Cette perception n’est ni irrationnelle ni excessive. Elle reflète une conception de la sexualité dans laquelle le désir et l’imaginaire érotique font partie intégrante de l’intimité partagée.

D’autres personnes perçoivent la consommation de pornographie comme une activité individuelle sans incidence directe sur la relation. Ces deux manières de vivre les choses sont également légitimes. Lorsqu’elles coexistent dans un même couple sans jamais être nommées, elles peuvent toutefois devenir une source de tension silencieuse, le malentendu portant moins sur la pornographie elle-même que sur la définition implicite que chacun·e se fait de l’exclusivité.

Le sentiment de comparaison

La pornographie met en scène des corps, des performances et des dynamiques sexuelles fortement stylisés, souvent éloignés de la réalité des relations ordinaires.

Cette connaissance rationnelle ne suffit pas toujours à neutraliser le mécanisme de comparaison. Une personne qui découvre la consommation de son·sa partenaire peut se mettre à comparer son apparence, ses réponses sexuelles ou son désir à ce qui est mis en scène à l’écran, parfois de manière envahissante.

Ces pensées peuvent fragiliser l’estime de soi et le sentiment de sécurité dans la relation, même lorsqu’elles ne reposent pas sur des éléments factuels de la dynamique du couple. Leur intensité tient au fait qu’elles touchent à quelque chose de plus profond que le contenu visionné, souvent à des zones d’insécurité corporelle ou relationnelle plus anciennes.

Deux visions de la sexualité dans le couple

La pornographie met en lumière des représentations différentes de ce que la sexualité devrait être dans une relation.

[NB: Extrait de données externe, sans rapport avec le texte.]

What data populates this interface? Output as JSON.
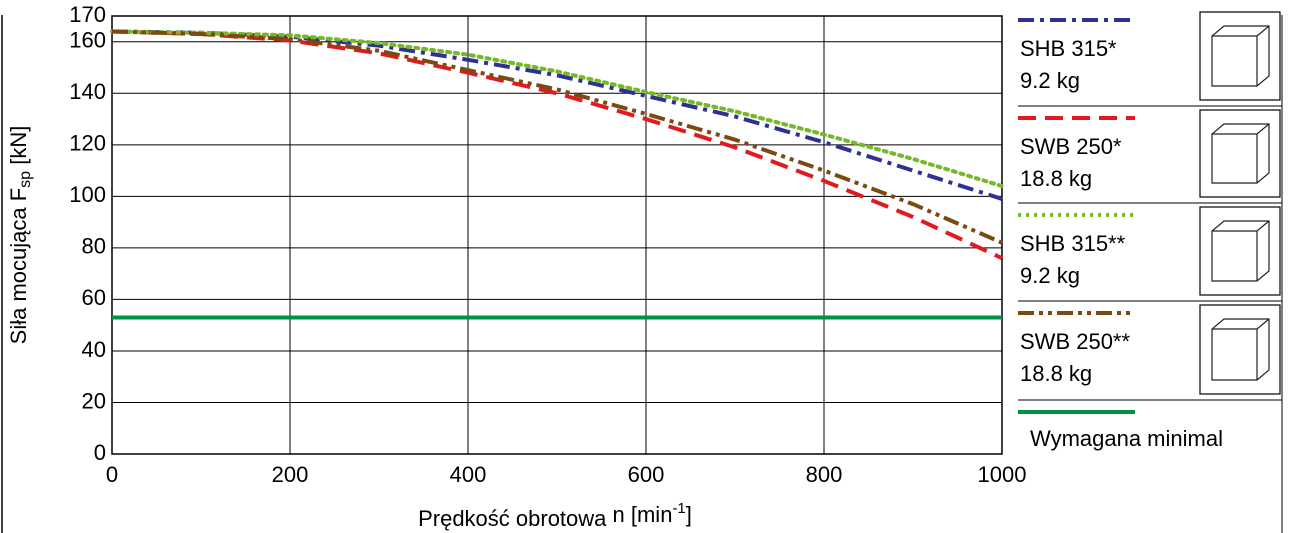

Pour certaines personnes, la sexualité s’inscrit dans une logique d’exclusivité qui inclut le désir, l’imaginaire et la stimulation visuelle. Dans cette perspective, la consommation de pornographie peut être vécue comme une transgression, même en l’absence de contact réel. Pour d’autres, il existe une séparation entre l‘imaginaire érotique individuel et le désir envers le ou la partenaire, où les deux espaces coexistent sans se menacer.

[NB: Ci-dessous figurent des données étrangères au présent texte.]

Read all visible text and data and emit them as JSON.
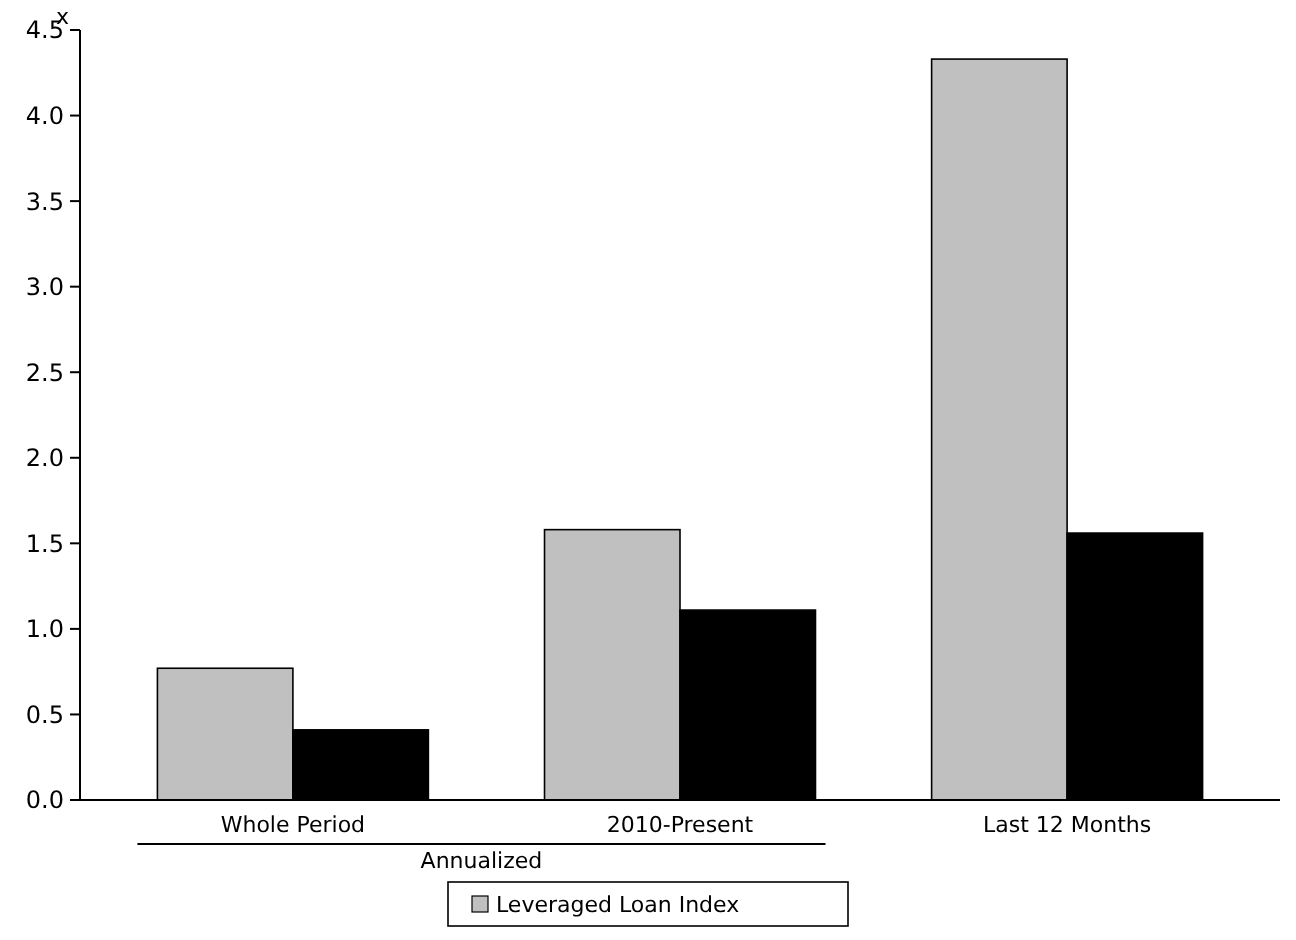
{
  "chart_data": {
    "type": "bar",
    "ylabel": "x",
    "categories": [
      "Whole Period",
      "2010-Present",
      "Last 12 Months"
    ],
    "series": [
      {
        "name": "Leveraged Loan Index",
        "color": "#c0c0c0",
        "values": [
          0.77,
          1.58,
          4.33
        ]
      },
      {
        "color": "#000000",
        "values": [
          0.41,
          1.11,
          1.56
        ]
      }
    ],
    "ylim": [
      0,
      4.5
    ],
    "yticks": [
      {
        "value": 0,
        "label": "0.0"
      },
      {
        "value": 0.5,
        "label": "0.5"
      },
      {
        "value": 1,
        "label": "1.0"
      },
      {
        "value": 1.5,
        "label": "1.5"
      },
      {
        "value": 2,
        "label": "2.0"
      },
      {
        "value": 2.5,
        "label": "2.5"
      },
      {
        "value": 3,
        "label": "3.0"
      },
      {
        "value": 3.5,
        "label": "3.5"
      },
      {
        "value": 4,
        "label": "4.0"
      },
      {
        "value": 4.5,
        "label": "4.5"
      }
    ],
    "annotations": [
      "Annualized"
    ],
    "legend": "bottom",
    "grid": false
  }
}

Aucune de ces visions n’est, en soi, plus juste que l’autre. Lorsqu’elles diffèrent au sein du couple sans avoir été nommées, la pornographie peut devenir le point de surface d’un désaccord plus profond sur les contours de l’intimité et de l’exclusivité.

Ce que la pornographie représente pour la personne qui la consomme

Dans les situations de tension, l’attention se porte naturellement sur la personne qui découvre la consommation et sur ce qu’elle ressent. La compréhension de ce que la pornographie représente pour la personne qui la consomme constitue un autre angle de la dynamique.

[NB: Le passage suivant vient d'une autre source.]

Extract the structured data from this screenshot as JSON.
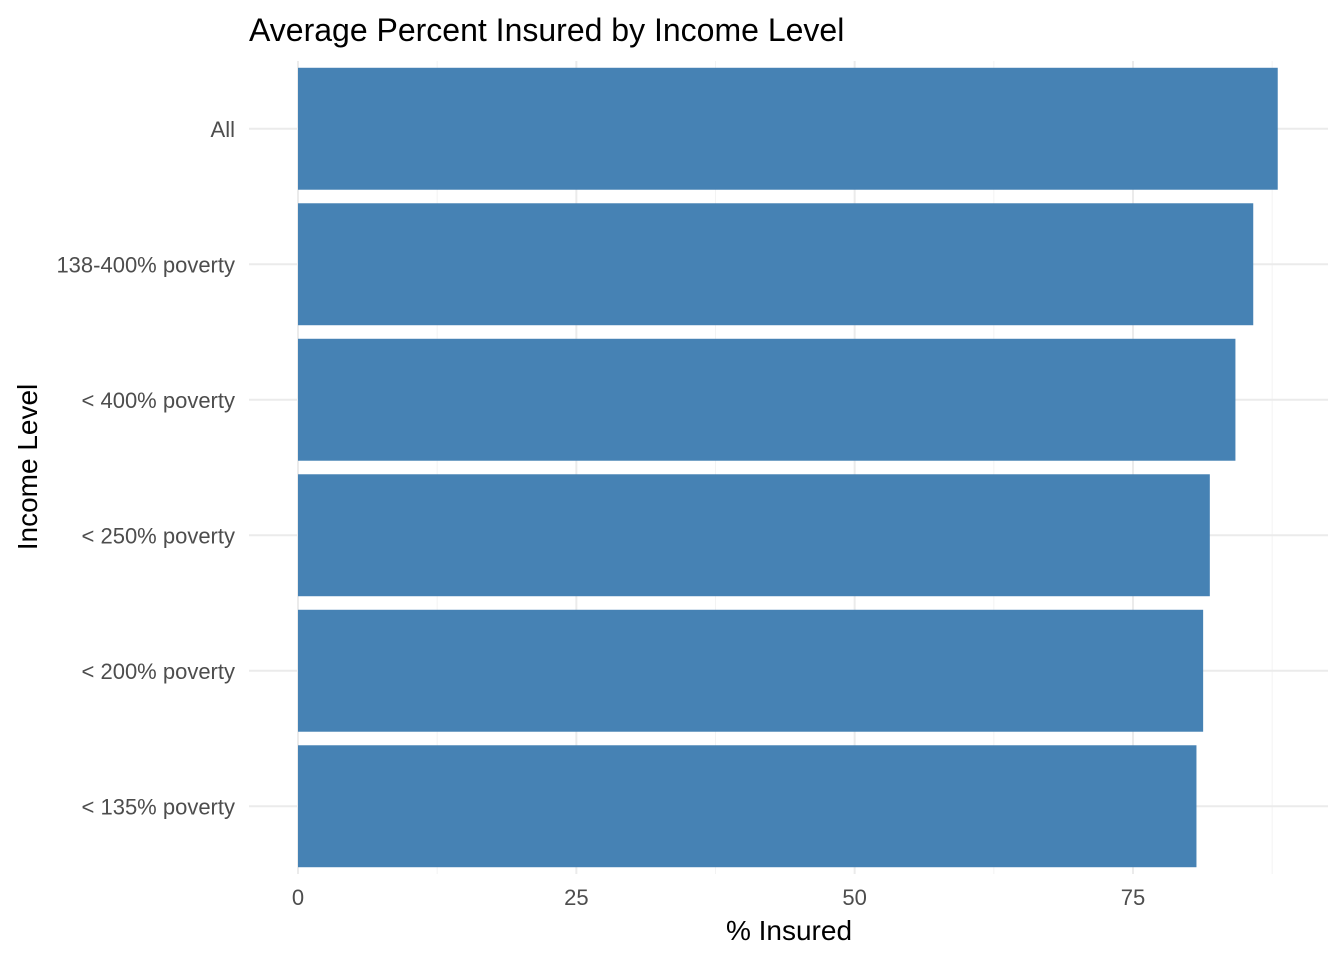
{
  "chart_data": {
    "type": "bar",
    "orientation": "horizontal",
    "title": "Average Percent Insured by Income Level",
    "xlabel": "% Insured",
    "ylabel": "Income Level",
    "categories": [
      "All",
      "138-400% poverty",
      "< 400% poverty",
      "< 250% poverty",
      "< 200% poverty",
      "< 135% poverty"
    ],
    "values": [
      88.0,
      85.8,
      84.2,
      81.9,
      81.3,
      80.7
    ],
    "xlim": [
      0,
      90
    ],
    "xticks": [
      0,
      25,
      50,
      75
    ],
    "xtick_labels": [
      "0",
      "25",
      "50",
      "75"
    ],
    "bar_color": "#4682B4",
    "grid": true,
    "legend": "none"
  }
}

La consommation peut s’inscrire dans des fonctions très différentes selon les personnes : habitude de stimulation individuelle sans lien direct avec le désir envers le ou la partenaire, modalité de régulation émotionnelle, moment de déconnexion, espace d’exploration fantasmatique. Ces fonctions ne sont pas toujours conscientes pour la personne elle-même, et elles ne disent pas nécessairement quelque chose de l’amour ou du désir au sein du couple.

Cette pluralité de fonctions explique pourquoi la consommation peut être vécue très différemment par les deux partenaires : ce qui est perçu d’un côté comme un acte chargé de sens relationnel peut être, de l’autre, une activité dont la fonction n’a jamais été pensée en relation avec le couple.

Une source de tension qui dépasse souvent le contenu lui-même

Ce qui se joue dans ces situations ne se limite que rarement à la seule question de la pornographie.Les enjeux sous-jacents touchent souvent au sentiment de sécurité dans le lien, à l’estime de soi, aux représentations de la sexualité, et aux attentes implicites, rarement explicitées, que chacun·e porte dans la relation.

Reconnaître cette dimension permet de situer la difficulté autrement que dans le seul registre de la consommation ou de la non-consommation. La question de la pornographie devient alors une porte d’entrée vers des enjeux relationnels plus larges, qui existaient souvent avant la découverte et qui méritent d’être considérés dans leur épaisseur.

*Le contenu de cet article est offert à des fins d’information et de sensibilisation. Chaque situation étant unique, les informations présentées ne remplacent pas une consultation professionnelle ni une démarche de psychothérapie.